Comer based his talk, “Maggie’s American Dream: Parents and Mental Health,” on his mother’s vow that all of her children would become well-educated. Despite her and her husband’s origins in poverty and their limited formal education, she saw her children earn a total of 13 higher-education degrees.

Comer, who also is associate dean of the Yale Medical School, became interested in “why so many bright kids” in New Haven’s predominantly Black public schools “didn’t develop academically.”

He recalled that his three best friends in grade school were “as bright and able as anyone in my family or school,” but did not pursue higher education and later succumbed to alcoholism, crime and drug abuse. “No society can sustain that kind of loss of bright young people on a sustained basis and survive. The only difference between me and them was what went on in our home. Our parents gave us instruction on how to be successful.”

Comer decided to see whether the rules of conduct his mother and father instilled in their children could work in an economically disadvantaged public school despite the fact that social, economic and cultural stresses on all families, let alone poor ones, “make it harder to raise our children today than ever before.”

“In the 1865–1900 period,” he said, “we were an agricultural society. Then from 1900 to 1945 a moderate level of education was needed to have a useful role in society. From 1945 to 1980, people needed a high level of education to be assured a role in society. After 1980, even with a high level of education, you can find yourself vulnerable, and unsure of gaining a role in society.”

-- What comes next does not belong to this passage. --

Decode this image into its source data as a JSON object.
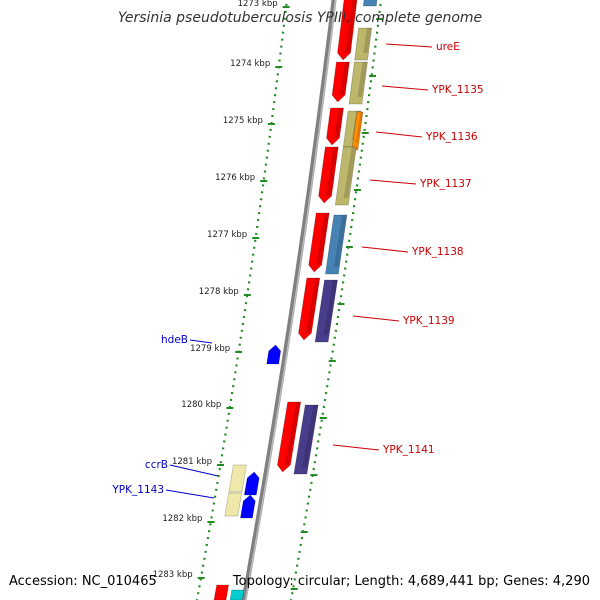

This process took place over three generations of American society, but African Americans and some other groups were unable to enter into it in significant numbers. “In the critical period from 1945 to 1980, when people needed a high level of education to be sure of gainful employment, from eight to 20 times more money was spent to educate a white child than a Black child. This experience decreased Black economic and political power. Blacks were undereducated and therefore were first to fall off the social ladder, except for those who got into the mainstream before 1980, who have fared relatively well.”

To help children who lacked nurturing experiences at home, Comer in 1968 took a team into two elementary schools in New Haven that were 99 percent Black and ranked next to last in academic performance in the district’s 33 schools. The 4th graders tested 19 months behind the norm. But by 1979 they were at grade level, and by 1984 they were scoring a year above grade level and had the best attendance rate of any district school.

They did it by replacing the traditional administrative structure with a management team of faculty, administrators and parents. “Involving parents helped us create a community within the school since there was no sense of community in the neighborhood. This connected kids with powerful adults.”

The schools followed three guidelines:

  • “No-fault, that is no finger-pointing of blame at anyone for any problem;

  • “Decision by consensus rather than vote; and

  • “No paralysis—neither a principal nor a student could just do nothing in response to any problem that was identified.

    “We provided a culture, a climate and relationships in which parents and teachers could give students the kind of information I received from my parents. Children pick it up if you don’t like them. We provided them with important and supportive persons in their lives.”

    But “Maggie’s dream, our dream, is in trouble,” Comer concluded. “We must examine our lives and look at and think about the anger we may feel, and then use it to make a difference for all our children in all our families.

    “We can’t be a successful and wealthy nation if we don’t make coalitions, and through those coalitions, change the policies and programs of the larger society that affect families, particularly the African American families that have been under stress for so long. You can’t drop a baton in a race and expect to win it. If you drop it and run on too far, then run back to pick it up, you aren’t likely to win that race.”

    Comer’s presentation was sponsored by the Medical School; schools of Dentistry, Nursing and Public Health; U-M Hospitals; College of Pharmacy; and the Office of the Vice Provost for Medical Affairs.